9info.co.id | JAKARTA – Meme liga korupsi di tanah air yang banyak beredar luas di media sosial, menempatkan sejumlah Badan Usaha Milik Negara (BUMN) mendominasi peringkat sepuluh besar.

Sebut saja PT Garuda Indonesia, PT Asuransi Jiwasraya, PT Asabri, PT Timah dan terakhir ada PT Pertamina Patra Niaga yang kini menduduki klasemen pertama liga korupsi dengan nilai kerugian negara mencapai Rp968,5 triliun. Semua instansi itu merupakan BUMN yang terindikasi menjadi sarang koruptor.

Atas pengungkapan seluruh kasus tersebut, Pengurus Pusat Ikatan Wartawan Online (PP IWO), turut mengapresiasi aparat penegak hukum yang dinilai bekerja secara total dalam mengungkap segala bentuk korupsi di BUMN dengan nilai fantastis.

“Tentunya IWO sangat mengapresiasi aparat penegak hukum di tanah air yang kami nilai terus berkomitmen dalam memberantas segala bentuk korupsi khususnya di BUMN yang nilainya sangat luar biasa,” ungkap Ketua Umum PP IWO Teuku Yudhistira di Jakarta, Jumat (7/3/2025).

Namun, agar seluruh pengungkapan kasus korupsi di berbagai lembaga negara yang diyakini masih berlangsung bisa berjalan secara maksimal, lanjut pria yang akrab disapa Yudhis ini, kolaborasi dan sinergitas seluruh institusi anti rasuah, seperti Kejagung, KPK dan Kortas Tipikor Polri sangat dibutuhkan dalam situasi sepertinya ini.

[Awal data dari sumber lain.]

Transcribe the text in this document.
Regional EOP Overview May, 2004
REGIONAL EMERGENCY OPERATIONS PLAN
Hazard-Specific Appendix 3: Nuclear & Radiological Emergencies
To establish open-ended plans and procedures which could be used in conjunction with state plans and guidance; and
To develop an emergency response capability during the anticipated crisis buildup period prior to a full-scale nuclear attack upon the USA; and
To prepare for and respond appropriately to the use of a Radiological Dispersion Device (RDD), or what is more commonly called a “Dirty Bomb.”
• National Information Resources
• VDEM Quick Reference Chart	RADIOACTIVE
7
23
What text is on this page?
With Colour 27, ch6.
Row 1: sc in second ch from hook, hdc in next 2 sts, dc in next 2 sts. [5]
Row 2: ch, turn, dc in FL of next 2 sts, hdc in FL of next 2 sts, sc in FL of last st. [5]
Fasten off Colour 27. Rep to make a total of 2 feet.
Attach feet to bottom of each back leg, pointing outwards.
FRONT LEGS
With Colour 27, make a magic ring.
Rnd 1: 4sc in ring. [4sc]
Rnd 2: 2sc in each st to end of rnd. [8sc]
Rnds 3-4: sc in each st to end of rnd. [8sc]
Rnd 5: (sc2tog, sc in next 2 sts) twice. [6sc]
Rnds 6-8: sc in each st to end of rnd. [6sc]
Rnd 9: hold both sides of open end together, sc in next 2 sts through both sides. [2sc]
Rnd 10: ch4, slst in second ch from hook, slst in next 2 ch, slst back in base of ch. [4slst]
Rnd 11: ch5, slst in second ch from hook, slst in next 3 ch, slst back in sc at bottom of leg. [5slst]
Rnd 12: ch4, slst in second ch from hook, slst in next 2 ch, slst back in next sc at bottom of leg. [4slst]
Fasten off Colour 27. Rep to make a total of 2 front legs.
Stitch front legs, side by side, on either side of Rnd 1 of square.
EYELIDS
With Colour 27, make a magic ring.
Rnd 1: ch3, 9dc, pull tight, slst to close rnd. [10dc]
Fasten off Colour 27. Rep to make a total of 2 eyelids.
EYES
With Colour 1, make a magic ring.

“Sekalipun mungkin cara mengungkap kasus-kasus besar setiap institusi punya cara tersendiri, namun kolaborasi demi membebaskan negeri ini dari koruptor, hal terpenting, karena semangatnya kan sama, untuk memberantas korupsi. Karena itu, ketimbang berkompetisi, tidak ada salahnya sinergitas dan kolaborasi diperkuat dalam mengungkap mega korupsi lainnya, khususnya di BUMN yang modusnya beraneka ragam. termasuk dugaan korupsi di PLN yang kini ditangani penyidik Kortas Tipikor Polri. Toh amanat Asta Cita Presiden Prabowo yang salah satunya pemberantasan korupsi,” tegasnya.

Di samping itu juga, sambung Yudhis, untuk sejumlah kasus korupsi di BUMN yang kini ditangani khususnya terkait tata kelola minyak mentah yang tengah ditangani Kejaksaan Agung, sambung Yudhis, seharusnya penyidik Adhyaksa tidak berhenti di sebatas pejabat terkait di Pertamina Patra Niaga atau beberapa Direksi di Pertamina holding.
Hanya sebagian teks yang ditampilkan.